With help, porn addictions can be healed
By Laurie Hallstrom
Kicking porn addiction cannot be done with a Lone Ranger, pull yourself up by the boot straps approach according to Peter Kleponis, Ph.D. He has pioneered a Catholic approach to recovery. He was in Rapid City to address the clergy of the diocese during their annual Clergy Days retreat. He made a public presentation, May 25 at Terra Sancta, Rapid City.
He was trained as a couples and family counselor. About eight years ago his business shifted. More men were coming to him who were struggling with pornography. With married men it was usually their wives who were calling seeking help. After research he discovered there is a huge epidemic of men struggling with pornography addictions.
He went back to school to gain the skills needed to help in recovery.
He provided the Rapid City audience with a host of statistics, but then he said they are probably a gross underestimate because many people do not want to admit to the problem.
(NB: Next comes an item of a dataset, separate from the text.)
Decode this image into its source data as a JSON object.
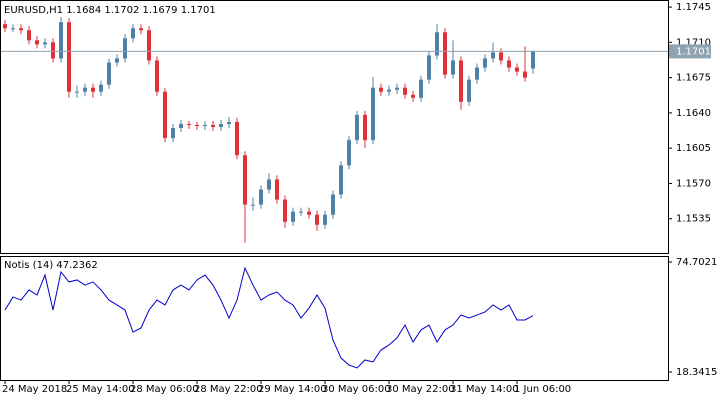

“Why are we being bombarded (with pornography) from every direction? It’s simple, money,” he said. He explained the billions of dollars made from exploiting women and children.
Of those addicted to porn he said two-thirds are men and one-third are women. He went on to explain men and women are wired differently. Men react to visual stimulation and view the images as being there for their pleasure. Women are looking for relationships — often described in romance novels.
He described the series of chemicals produced by the brain that cause addiction to be desirable.
“As with any addiction as tolerance grows you need more of the substance to get the same effect, dependency sets in, (and if a person cuts back) withdrawal symptoms occur,” he said.
He said treating the addiction is only part of the healing. The other part is addressing the underlying problems in the person’s life: family of origin, abuse, loneliness, trauma, insecurity and escapism. If the person is married you have to look at what is happening in that relationship.
Kleponis recommended limiting screen time. “Every night at 9 o’clock collect all the gadgets, turn them off and lock them away. Why? Kids need to realize they don’t need to be surgically attached to their technology 24- hours a day. They need time for their brains to decompress if they have had their face in a screen all day long, their brain is over stimulated, it needs time to relax and calm down,” he said.
Even adults need down time. He recommended turning off all technology before bedtime. “If you like to read, use old fashioned paper,” he said.
He has found support groups to be helpful in recovery. “You need support and accountability. You cannot do this alone, you have to surround yourself with other people who understand the struggle, and will support you and keep you accountable. And you do the same for them too,” he said.